2.3.2 Evolution of clustering and N-body simulation
No generally accepted answer has been found as yet to the question: What causes clustering?
One of the early hypotheses dates back to Lemaître (1934) who suggested a mechanism for the growth of small fluctuations around the mean values of density and velocity in the expanding universe, using the concept that both density and velocity are coupled to `cosmic repulsion', represented by the cosmological constant (Sect. 4.1). The said fluctuation may locally retard or even reverse the general expansion.
``For the perturbed motion, i.e., for a distribution of mass and initial velocities somewhat different from the [perfectly homogeneous] idealized model, the motion at some places may be of a completely different type from the notion of the idealized model. The relation between the energy constant h and the mass m may be such that the motion is of the collapsing type . . .
Occasionally, we may also have equilibrium regions. The fact that such an equilibrium region is unstable means only that it will occur relatively rarely and that the collapsing regions will be decidedly more frequent than equilibrium-regions. The hypothesis we wish to discuss is that collapsing regions must be identified with the extra-galactic nebulae and the equilibrium-regions with the clusters of nebulae.''
In the same paper he made another interesting statement not directly connected to the present discussion:
``The differences of nebulae may be accounted for as a difference of total total angular momentum of the collapsing regions.''
``We may expect to get a complete theory of all the problems connected with extragalactic nebulae by applying statistical mechanics to small inhomogeneity in our idealized model. Such an investigation would probably involve only two parameters, one to fix the mean velocity of expansion at the instant of equilibrium, a second one to define the dispersion of the distribution of matter from the idealized model.''
Another statistical approach is N-body simulation, a technique which helps to also find evidence concerning the history of clustering. The numerical experiment consists of three parts: the process to be tested is chosen and presented in mathematical form, numerical values for the relevant parameters are inserted, integration over a predetermined interval is carried out. An early numerical experiment to explain the formation of double and multiple galaxies was performed by Holmberg in 1940. The process is capture, invoked through tidal interaction. The parameters and results are shown in Fig. 21.
Figure 21. Holmberg's (1940) results.
``Distribution of nebulae (relative number = N(n)) in systems of different order (n). The dots represent observed numbers, whereas the curves give theoretical distributions corresponding to different assumptions for the `captureability' (pn) of systems of different order.''
In a subsequent experiment Holmberg (1941) uses an analogue device to test tidal interaction itself. Each one of two galaxies consists of 37 particles.

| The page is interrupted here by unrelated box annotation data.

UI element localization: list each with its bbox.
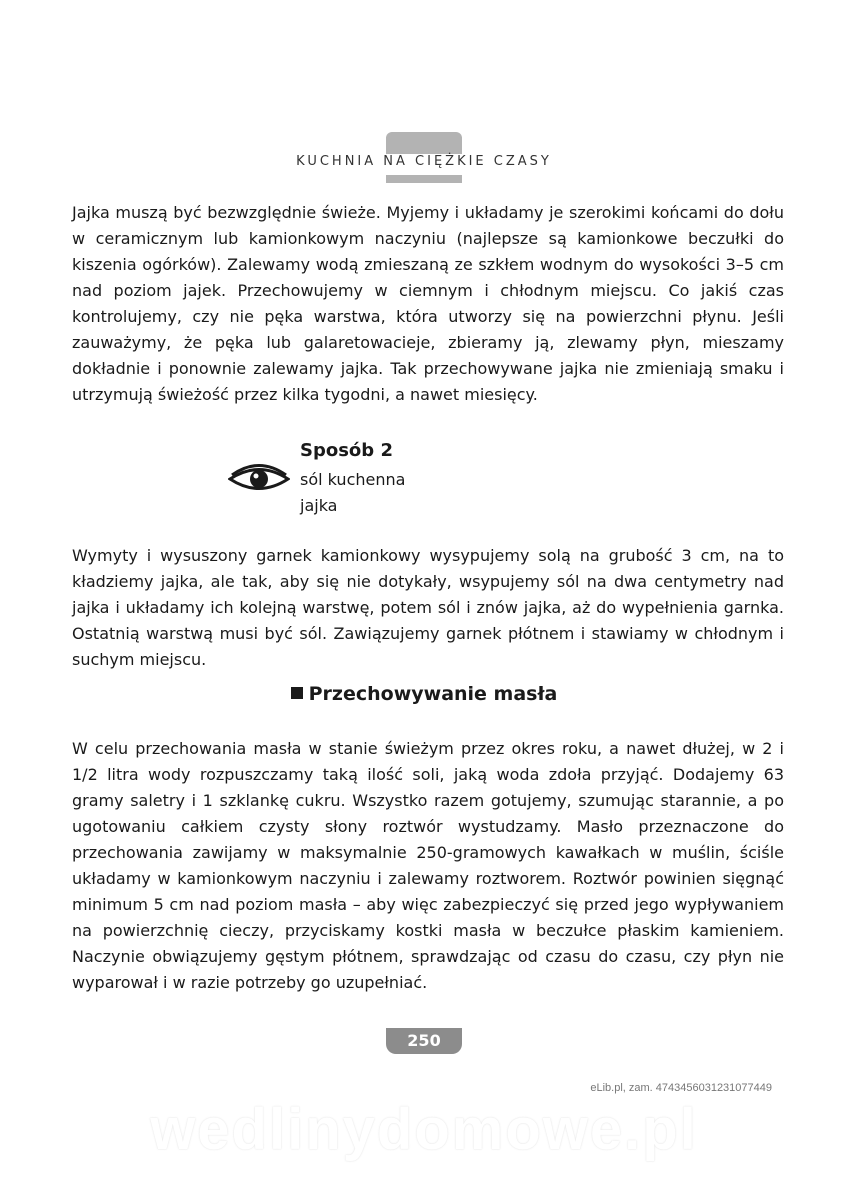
method-box	[228, 440, 548, 522]
paragraph-butter: W celu przechowania masła w stanie świeżym przez okres roku, a nawet dłużej, w 2 i 1/2 litra wody rozpuszczamy taką ilość soli, jaką woda zdoła przyjąć. Dodajemy 63 gramy saletry i 1 szklankę cukru. Wszystko razem gotujemy, szumując starannie, a po ugotowaniu całkiem czysty słony roztwór wystudzamy. Masło przeznaczone do przechowania zawijamy w maksymalnie 250-gramowych kawałkach w muślin, ściśle układamy w kamionkowym naczyniu i zalewamy roztworem. Roztwór powinien sięgnąć minimum 5 cm nad poziom masła – aby więc zabezpieczyć się przed jego wypływaniem na powierzchnię cieczy, przyciskamy kostki masła w beczułce płaskim kamieniem. Naczynie obwiązujemy gęstym płótnem, sprawdzając od czasu do czasu, czy płyn nie wyparował i w razie potrzeby go uzupełniać.	[72, 739, 784, 992]
section-heading	[0, 683, 848, 705]
header-tab-decoration	[386, 132, 462, 154]
ingredient-item: jajka	[300, 496, 338, 515]
header-bar-decoration	[386, 175, 462, 183]
watermark: wedlinydomowe.pl	[150, 1097, 698, 1162]
eye-icon	[228, 462, 290, 496]
elib-note: eLib.pl, zam. 4743456031231077449	[590, 1082, 772, 1094]
square-bullet-icon	[291, 687, 303, 699]
running-header: KUCHNIA NA CIĘŻKIE CZASY	[296, 154, 552, 169]
paragraph-eggs-waterglass: Jajka muszą być bezwzględnie świeże. Myjemy i układamy je szerokimi końcami do dołu w ceramicznym lub kamionkowym naczyniu (najlepsze są kamionkowe beczułki do kiszenia ogórków). Zalewamy wodą zmieszaną ze szkłem wodnym do wysokości 3–5 cm nad poziom jajek. Przechowujemy w ciemnym i chłodnym miejscu. Co jakiś czas kontrolujemy, czy nie pęka warstwa, która utworzy się na powierzchni płynu. Jeśli zauważymy, że pęka lub galaretowacieje, zbieramy ją, zlewamy płyn, mieszamy dokładnie i ponownie zalewamy jajka. Tak przechowywane jajka nie zmieniają smaku i utrzymują świeżość przez kilka tygodni, a nawet miesięcy.	[72, 203, 784, 404]
section-heading-text: Przechowywanie masła	[308, 683, 558, 705]
paragraph-eggs-salt: Wymyty i wysuszony garnek kamionkowy wysypujemy solą na grubość 3 cm, na to kładziemy jajka, ale tak, aby się nie dotykały, wsypujemy sól na dwa centymetry nad jajka i układamy ich kolejną warstwę, potem sól i znów jajka, aż do wypełnienia garnka. Ostatnią warstwą musi być sól. Zawiązujemy garnek płótnem i stawiamy w chłodnym i suchym miejscu.	[72, 546, 784, 669]
method-title: Sposób 2	[300, 440, 393, 461]
page-number: 250	[386, 1028, 462, 1054]
ingredient-item: sól kuchenna	[300, 470, 406, 489]
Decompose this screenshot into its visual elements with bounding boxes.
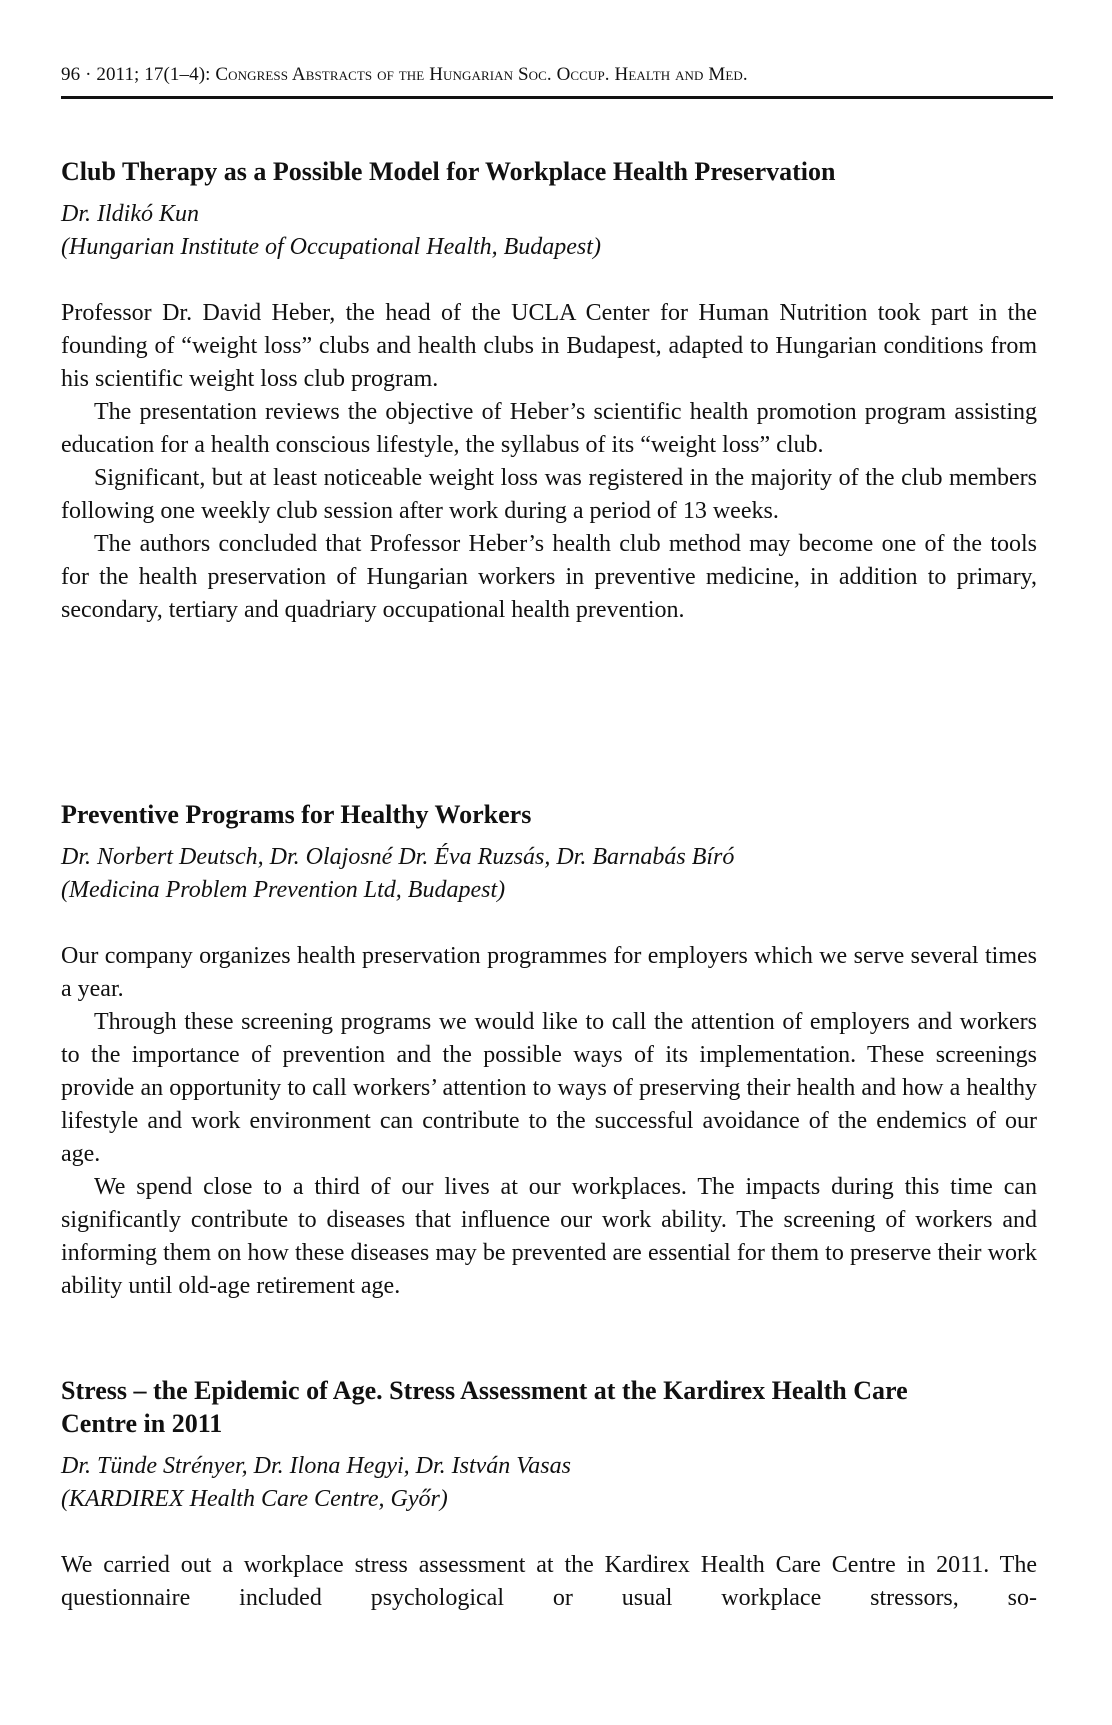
- abstract-title: Stress – the Epidemic of Age. Stress Assessment at the Kardirex Health Care Centre in 2011: [61, 1376, 908, 1438]
- page-number: 96: [61, 64, 81, 85]
- abstract-authors: Dr. Tünde Strényer, Dr. Ilona Hegyi, Dr. István Vasas: [61, 1453, 571, 1479]
- paragraph: Our company organizes health preservation programmes for employers which we serve several times a year.: [61, 943, 1037, 1002]
- citation: 2011; 17(1–4):: [96, 64, 211, 85]
- abstract-affiliation: (Medicina Problem Prevention Ltd, Budapest): [61, 877, 506, 903]
- paragraph: Professor Dr. David Heber, the head of the UCLA Center for Human Nutrition took part in the founding of “weight loss” clubs and health clubs in Budapest, adapted to Hungarian conditions from his scientific weight loss club program.: [61, 300, 1037, 392]
- abstract-stress-assessment: [61, 1374, 1037, 1615]
- abstract-body: [61, 297, 1037, 627]
- paragraph: We spend close to a third of our lives at our workplaces. The impacts during this time can significantly contribute to diseases that influence our work ability. The screening of workers and informing them on how these diseases may be prevented are essential for them to preserve their work ability until old-age retirement age.: [61, 1174, 1037, 1299]
- separator-dot: ·: [85, 64, 97, 85]
- abstract-title: Club Therapy as a Possible Model for Workplace Health Preservation: [61, 157, 836, 186]
- abstract-authors: Dr. Ildikó Kun: [61, 201, 199, 227]
- abstract-body: [61, 1549, 1037, 1615]
- paragraph: The presentation reviews the objective of Heber’s scientific health promotion program assisting education for a health conscious lifestyle, the syllabus of its “weight loss” club.: [61, 399, 1037, 458]
- header-rule: [61, 96, 1053, 99]
- abstract-body: [61, 940, 1037, 1303]
- running-head: [61, 64, 1053, 86]
- abstract-authors: Dr. Norbert Deutsch, Dr. Olajosné Dr. Éva Ruzsás, Dr. Barnabás Bíró: [61, 844, 735, 870]
- paragraph: Through these screening programs we would like to call the attention of employers and workers to the importance of prevention and the possible ways of its implementation. These screenings provide an opportunity to call workers’ attention to ways of preserving their health and how a healthy lifestyle and work environment can contribute to the successful avoidance of the endemics of our age.: [61, 1009, 1037, 1167]
- abstract-affiliation: (Hungarian Institute of Occupational Health, Budapest): [61, 234, 601, 260]
- paragraph: We carried out a workplace stress assessment at the Kardirex Health Care Centre in 2011. The questionnaire included psychological or usual workplace stressors, so-: [61, 1552, 1037, 1611]
- journal-name: Congress Abstracts of the Hungarian Soc. Occup. Health and Med.: [215, 64, 748, 85]
- abstract-affiliation: (KARDIREX Health Care Centre, Győr): [61, 1486, 448, 1512]
- paragraph: The authors concluded that Professor Heber’s health club method may become one of the tools for the health preservation of Hungarian workers in preventive medicine, in addition to primary, secondary, tertiary and quadriary occupational health prevention.: [61, 531, 1037, 623]
- abstract-title: Preventive Programs for Healthy Workers: [61, 800, 532, 829]
- abstract-club-therapy: [61, 155, 1037, 627]
- abstract-preventive-programs: [61, 798, 1037, 1303]
- paragraph: Significant, but at least noticeable weight loss was registered in the majority of the club members following one weekly club session after work during a period of 13 weeks.: [61, 465, 1037, 524]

``A study of tidal disturbances is greatly facilitated if it can be restricted to two dimensions... In order to reconstruct the orbit described by a certain mass element belonging to one of the two nebulae, we must first derive as a function of time the x and y components of the total gravitational force acting upon the element. Starting from a certain distribution of mass in the nebulae, we may find the total gravitation by a purely numerical integration. However such an integration is impracticable on account of the large amount of work involved. In the present case a solution has been found by replacing gravitation by light. Every mass element is represented by a small light bulb, the light being proportional to the mass, and the total light along the x and y axes is measured by a combination of a photocell and a galvanometer. The measured values represent the components of the gravitational force. The latter components are obtained by adding up the attractions due to individual mass elements, each multiplied by the cosine of the corresponding projection angle. Consequently the photocell must obey the cosine law as far as the angle of incidence of the light is concerned. If the photocell obeys the cosine law and if the combination of photocell and galvanometer gives a linear relation between light and scale reading, the galvanometer deflection will be proportional to the total gravitational force or, more correctly, to the total acceleration.''
For an extensive discussion of Holmberg's extragalactic work, see Rood (1987).
The availability of fast computers solved the problem of tedious integrations and made numerical simulations a standard technique in clustering studies. A recent review article (Sellwood 1987) describes its potential if proper care is taken in the handling and interpretation of simulations with the large numbers of particles which are now within reach. The computation of the evolution of clustering has become a standard tool in cosmology.
There is also a close connection between the early models of Holmberg and the extensive calculations by Toomre and Toomre (1972), which are in turn considered to be the basis for modern concepts of merging and induced star formation, i.e. starbursts in galaxies. The latter has become important especially in the context of infrared emission of heated dust in these systems.